Berufung, Urteil, Kosten, 2. Instanz

Hallöchen *wink*

Person A wäre vor Gericht wg. Trunkenheit am Steuer und Fahrerflucht (Sachschaden von 800€) gewesen. Urteil: 75 Tagessätze á 20 Euro und 11 Monate Fahrerlaubnisentzug. Zusätzliche Kosten: Gerichtskosten 1400 Euro.

Von diesen Daten ausgehend:

  1. Wielange würde es bis zum Gerichtstermin dauern, wenn Person A ein Berufungsverfahren eingeleitet hat?

  2. Wenn Person A ein Student wäre und nur Bafög erhielte, müsste er dennoch die Gerichtskosten tragen?

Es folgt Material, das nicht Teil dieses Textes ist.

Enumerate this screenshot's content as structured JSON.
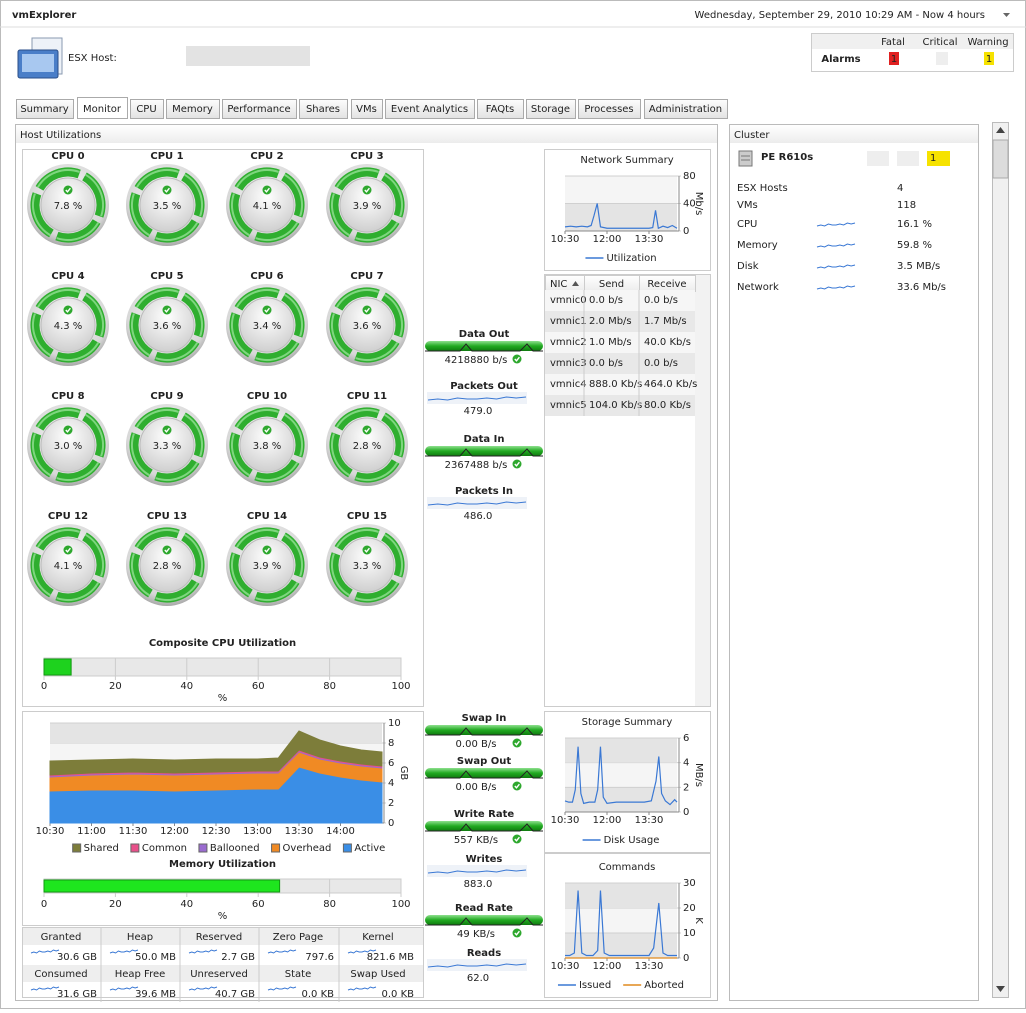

  3. Wäre es möglich die Tagessätze und Gerichtskosten in Raten abzubezahlen? (mtl. á 100 Euro bzw. á 50 Euro) Wenn ja, mit wem müsste das abgesprochen werden bzw. muss es mit jemandem abgesprochen werden?

  4. Wenn bei Gerichtstermin Person A gleich anschließend der Führerschein entzogen wurde und schriftlichen Einspruch leisten würde, würde dieser nach größerer Wahrscheinlichkeit eher positiv oder negativ ausfallen?

  5. Müsste Person A bei Berufung, auch wenn die Strafe runtergesetzt würde, die Gerichts- wie auch Staatsanwaltskosten tragen für die 2. Instanz? Wenn ja, wie hoch wären solche etwa?

  6. Wieviel Aussichten hätte Person A auf eine Senkung der Strafe, wenn sie in echt unschuldig wäre und einen Anwalt hätte?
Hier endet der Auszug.